Natural hair? It’s time we all care.
Longtime television journalist AJ Walker recently switched up her on-camera look, swapping her short, straightened mane for long braids. The investigative reporter for West Palm Beach, Florida’s CBS 12 News has appeared on-screen for over a decade, but this is the first time she’s ever felt free to rock braids at work.
“Not many people realize that African-American and other women feel and often are forced to wear hairstyles that the company or news station deems acceptable,” Walker tells Yahoo Lifestyle.
She explains that while she had approached her previous employers about trading in her straight hairstyle for a more natural ‘do, they all found subtle ways to discourage her: “The answer was, ‘Let’s keep your hair the way it is,’ ‘We like your hair the way it is’ and ‘That’s too dramatic of a change,’” she says.
However, after her mother’s death a few months ago and a brief sabbatical, the Lansing, Michigan, native gave it one more try.
Now, she says, she’s wearing a hairstyle that she prefers and one that pays homage to her late mom. “The freedom to wear my hair in a style that is a part of my culture — and a skill handed down to me from my mother — gives me a stronger sense of self-esteem,” Walker says.

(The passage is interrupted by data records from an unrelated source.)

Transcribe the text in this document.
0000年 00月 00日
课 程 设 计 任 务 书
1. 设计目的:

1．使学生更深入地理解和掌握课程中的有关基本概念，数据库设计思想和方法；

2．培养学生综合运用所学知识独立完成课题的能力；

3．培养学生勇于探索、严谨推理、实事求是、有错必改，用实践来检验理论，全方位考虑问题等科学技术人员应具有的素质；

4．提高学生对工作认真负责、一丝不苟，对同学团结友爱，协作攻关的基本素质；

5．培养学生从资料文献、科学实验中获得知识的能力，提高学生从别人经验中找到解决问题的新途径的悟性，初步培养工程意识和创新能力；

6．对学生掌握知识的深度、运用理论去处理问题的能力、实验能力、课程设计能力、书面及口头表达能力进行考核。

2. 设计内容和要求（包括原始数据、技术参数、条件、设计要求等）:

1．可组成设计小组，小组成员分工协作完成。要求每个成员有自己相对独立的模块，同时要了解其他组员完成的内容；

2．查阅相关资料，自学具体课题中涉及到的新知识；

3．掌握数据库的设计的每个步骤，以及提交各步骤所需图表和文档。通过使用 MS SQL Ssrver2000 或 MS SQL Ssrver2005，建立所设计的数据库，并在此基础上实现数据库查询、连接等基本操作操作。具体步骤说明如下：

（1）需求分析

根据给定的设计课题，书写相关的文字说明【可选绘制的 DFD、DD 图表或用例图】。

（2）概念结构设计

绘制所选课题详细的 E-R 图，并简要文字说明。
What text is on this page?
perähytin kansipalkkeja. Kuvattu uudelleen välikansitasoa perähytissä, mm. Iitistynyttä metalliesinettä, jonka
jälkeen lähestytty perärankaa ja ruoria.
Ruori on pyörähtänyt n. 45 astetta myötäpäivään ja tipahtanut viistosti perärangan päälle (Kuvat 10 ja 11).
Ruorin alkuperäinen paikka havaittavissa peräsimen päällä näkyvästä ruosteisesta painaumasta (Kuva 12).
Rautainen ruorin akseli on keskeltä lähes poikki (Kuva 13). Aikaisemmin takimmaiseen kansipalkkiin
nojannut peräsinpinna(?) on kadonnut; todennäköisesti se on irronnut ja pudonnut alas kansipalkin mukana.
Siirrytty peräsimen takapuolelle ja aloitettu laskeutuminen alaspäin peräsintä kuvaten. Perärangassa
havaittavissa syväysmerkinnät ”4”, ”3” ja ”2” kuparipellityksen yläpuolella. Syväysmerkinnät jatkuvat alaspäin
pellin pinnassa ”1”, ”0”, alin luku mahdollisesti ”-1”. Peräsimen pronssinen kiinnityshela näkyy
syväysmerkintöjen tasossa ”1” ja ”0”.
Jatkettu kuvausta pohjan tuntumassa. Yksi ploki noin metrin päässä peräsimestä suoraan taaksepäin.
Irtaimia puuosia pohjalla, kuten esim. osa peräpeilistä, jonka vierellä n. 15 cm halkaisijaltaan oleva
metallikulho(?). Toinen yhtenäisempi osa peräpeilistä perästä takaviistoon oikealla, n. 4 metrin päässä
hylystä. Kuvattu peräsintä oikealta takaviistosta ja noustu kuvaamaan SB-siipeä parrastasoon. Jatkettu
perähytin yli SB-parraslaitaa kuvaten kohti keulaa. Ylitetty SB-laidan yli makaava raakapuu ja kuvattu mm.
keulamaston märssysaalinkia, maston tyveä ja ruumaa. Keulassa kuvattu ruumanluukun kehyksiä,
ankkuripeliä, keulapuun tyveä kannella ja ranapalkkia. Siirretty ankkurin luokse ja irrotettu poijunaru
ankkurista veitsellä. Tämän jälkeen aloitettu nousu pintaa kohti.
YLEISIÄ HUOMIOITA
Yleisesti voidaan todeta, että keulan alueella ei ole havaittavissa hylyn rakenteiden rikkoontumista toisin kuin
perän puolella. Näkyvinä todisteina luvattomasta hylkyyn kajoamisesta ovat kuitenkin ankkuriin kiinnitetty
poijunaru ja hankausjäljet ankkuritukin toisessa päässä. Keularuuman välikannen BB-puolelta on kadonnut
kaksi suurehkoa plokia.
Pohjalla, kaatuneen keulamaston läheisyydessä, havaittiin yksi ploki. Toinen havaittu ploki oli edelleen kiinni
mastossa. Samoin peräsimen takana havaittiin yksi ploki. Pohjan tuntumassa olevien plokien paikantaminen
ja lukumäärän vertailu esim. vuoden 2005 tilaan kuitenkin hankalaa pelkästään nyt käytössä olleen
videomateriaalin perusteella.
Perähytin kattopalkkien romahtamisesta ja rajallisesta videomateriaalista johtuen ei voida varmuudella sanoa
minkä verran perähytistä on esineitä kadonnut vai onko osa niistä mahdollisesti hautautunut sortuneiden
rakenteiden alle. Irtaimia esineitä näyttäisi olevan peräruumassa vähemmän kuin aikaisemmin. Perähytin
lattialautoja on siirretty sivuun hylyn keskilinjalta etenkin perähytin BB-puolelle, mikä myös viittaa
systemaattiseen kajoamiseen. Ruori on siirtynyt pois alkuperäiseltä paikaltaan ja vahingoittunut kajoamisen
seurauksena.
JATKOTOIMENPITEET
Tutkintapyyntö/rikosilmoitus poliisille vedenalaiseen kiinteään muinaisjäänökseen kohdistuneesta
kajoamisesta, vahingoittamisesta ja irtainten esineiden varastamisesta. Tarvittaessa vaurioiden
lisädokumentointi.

Walker’s bold and beautiful move comes at a moment when the notion of “hair discrimination” — denying employment opportunities to people based on their hairstyles — is coming under fire.
In New York City, the Human Rights Commission in February officially banned this racially charged practice, giving victims of hair discrimination the legal right to press charges.
For Walker, she says that showing up to work in braids gives her confidence as a journalist and as a role model for other African-American women.
“This is a hairstyle I chose for myself,” she says. “It reflects who I am.”